People on the outside of this clandestine system assume that where there is smoke there must be fire. This is one of the main reasons methadone is so stigmatized to begin with.
"If we can't get methadone right, we are doomed to lose the battle against overdoses," says my colleague Louise Vincent, a disabled long-time methadone patient who struggles to get to a stable dose because of the daily dosing requirement and refusal of a nearby clinic to treat her due to urine drug screen results. Louise and I opened the recent Liberating Methadone conference with a call to silence in honor of the many preventable deaths our community has seen. The lack of access and substandard treatment that most people on methadone receive just wouldn't be tolerated anywhere else in healthcare.
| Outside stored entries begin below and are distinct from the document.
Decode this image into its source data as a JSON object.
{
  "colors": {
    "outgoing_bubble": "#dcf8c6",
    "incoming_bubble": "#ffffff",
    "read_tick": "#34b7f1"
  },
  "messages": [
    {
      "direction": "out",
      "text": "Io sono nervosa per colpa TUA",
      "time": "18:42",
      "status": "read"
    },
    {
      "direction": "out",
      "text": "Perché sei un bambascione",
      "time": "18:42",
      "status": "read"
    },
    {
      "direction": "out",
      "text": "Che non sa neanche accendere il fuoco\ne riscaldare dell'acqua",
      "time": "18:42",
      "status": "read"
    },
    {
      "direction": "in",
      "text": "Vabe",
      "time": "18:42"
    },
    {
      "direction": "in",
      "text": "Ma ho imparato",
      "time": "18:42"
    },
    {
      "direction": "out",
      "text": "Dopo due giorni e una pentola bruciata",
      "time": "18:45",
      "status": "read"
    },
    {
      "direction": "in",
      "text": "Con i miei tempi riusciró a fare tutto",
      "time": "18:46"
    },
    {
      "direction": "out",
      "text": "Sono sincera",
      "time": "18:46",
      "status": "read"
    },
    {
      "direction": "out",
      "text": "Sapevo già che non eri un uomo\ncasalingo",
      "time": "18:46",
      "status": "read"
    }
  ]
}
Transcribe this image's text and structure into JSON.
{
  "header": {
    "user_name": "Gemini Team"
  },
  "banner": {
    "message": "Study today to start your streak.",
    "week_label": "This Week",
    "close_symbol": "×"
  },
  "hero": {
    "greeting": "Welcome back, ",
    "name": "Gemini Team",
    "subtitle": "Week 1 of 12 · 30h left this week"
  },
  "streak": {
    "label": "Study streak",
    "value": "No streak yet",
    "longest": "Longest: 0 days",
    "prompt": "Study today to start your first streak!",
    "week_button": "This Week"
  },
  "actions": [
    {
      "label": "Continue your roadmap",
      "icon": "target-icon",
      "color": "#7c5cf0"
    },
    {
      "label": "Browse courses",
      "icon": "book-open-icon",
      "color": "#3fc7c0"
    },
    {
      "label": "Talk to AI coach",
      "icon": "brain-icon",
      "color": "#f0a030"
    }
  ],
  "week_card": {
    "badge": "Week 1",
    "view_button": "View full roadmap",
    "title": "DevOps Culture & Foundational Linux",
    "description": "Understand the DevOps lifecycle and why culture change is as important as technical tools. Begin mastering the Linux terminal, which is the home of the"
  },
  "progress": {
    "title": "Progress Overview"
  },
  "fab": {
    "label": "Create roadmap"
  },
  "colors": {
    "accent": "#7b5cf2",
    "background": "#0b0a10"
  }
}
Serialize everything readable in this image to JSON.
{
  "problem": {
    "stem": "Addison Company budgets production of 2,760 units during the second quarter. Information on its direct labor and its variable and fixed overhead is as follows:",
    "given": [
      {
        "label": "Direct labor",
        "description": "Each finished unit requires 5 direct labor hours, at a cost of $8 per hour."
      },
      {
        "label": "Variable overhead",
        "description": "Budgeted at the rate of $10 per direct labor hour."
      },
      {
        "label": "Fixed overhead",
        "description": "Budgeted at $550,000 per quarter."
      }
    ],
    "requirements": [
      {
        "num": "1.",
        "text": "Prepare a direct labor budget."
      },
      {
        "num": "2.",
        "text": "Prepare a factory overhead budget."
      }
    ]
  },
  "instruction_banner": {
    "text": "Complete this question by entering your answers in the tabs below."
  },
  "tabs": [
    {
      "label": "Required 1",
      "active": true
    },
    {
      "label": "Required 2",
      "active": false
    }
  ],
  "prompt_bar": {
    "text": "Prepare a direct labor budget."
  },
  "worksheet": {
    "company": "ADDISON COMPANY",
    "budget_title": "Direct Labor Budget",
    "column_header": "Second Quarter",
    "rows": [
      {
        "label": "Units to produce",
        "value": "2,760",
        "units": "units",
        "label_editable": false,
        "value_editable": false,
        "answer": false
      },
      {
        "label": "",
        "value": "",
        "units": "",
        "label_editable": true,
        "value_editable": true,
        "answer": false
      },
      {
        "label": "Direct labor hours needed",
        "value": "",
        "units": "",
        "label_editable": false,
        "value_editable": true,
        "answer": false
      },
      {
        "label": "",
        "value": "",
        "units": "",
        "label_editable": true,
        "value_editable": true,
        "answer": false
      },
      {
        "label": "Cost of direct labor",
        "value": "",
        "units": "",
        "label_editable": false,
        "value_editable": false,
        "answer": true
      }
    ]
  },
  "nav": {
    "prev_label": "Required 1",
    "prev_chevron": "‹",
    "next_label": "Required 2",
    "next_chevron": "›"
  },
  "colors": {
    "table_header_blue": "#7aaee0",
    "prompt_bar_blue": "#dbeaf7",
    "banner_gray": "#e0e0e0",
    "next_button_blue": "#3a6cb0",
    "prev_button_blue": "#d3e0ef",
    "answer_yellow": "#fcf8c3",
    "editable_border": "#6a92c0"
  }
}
Research in The Lancet found that during COVID patients who received "take home" medications and made fewer mandatory clinic visits experienced significant life improvements. They were able to reach a stable dose quicker by not having their dose reduced every time they couldn't make the trek or showed up a single minute late. Methadone patients have even begun calling the mad dash to a clinic before its doors slam in thier face the "Methadone 500." At clinics that did allow the recommended number of take homes there was little or no diversion, a major reason cited in defense of today's stringent rules.
During the '70s and '80s when the race and class wars against drugs were burning hot, the DEA ran its own campaign against methadone right alongside heroin, spotlighting instances of methadone diversion and overdose wherever they occurred and overblowing cause for concern relative to the burgeoning heroin overdoses of the era. The resulting rings of fire that methadone patients now routinely jump through faced little initial opposition. Until the current overdose crisis, methadone was seen to be just as much of a nuisance as any illicit drug; the rules that exist today emerged in a climate of either condescension or hatred toward people who use drugs.
It is time to rethink, revamp, and reform the way this gift of science is offered. Treating people who use opioids as deserving of the same right to healthcare as any other American demands an about face to the way methadone is delivered. As someone who owes my life to diverted methadone bought on California's heroin-filled streets as a teenager, treating drug users worse than everyone else didn't work then, and it certainly won't work now. Until our healthcare system accepts the miracle molecule of methadone and begins providing people with a safe supply of it, my people will continue dying in droves, while seemingly well-meaning doctors, nurses, counselors and citizens repeat the mantra on loop, "they just weren't ready yet."
Disclaimer: The editor of this commentary, Troy Farah, knows Aaron Ferguson through podcasting about drug policy.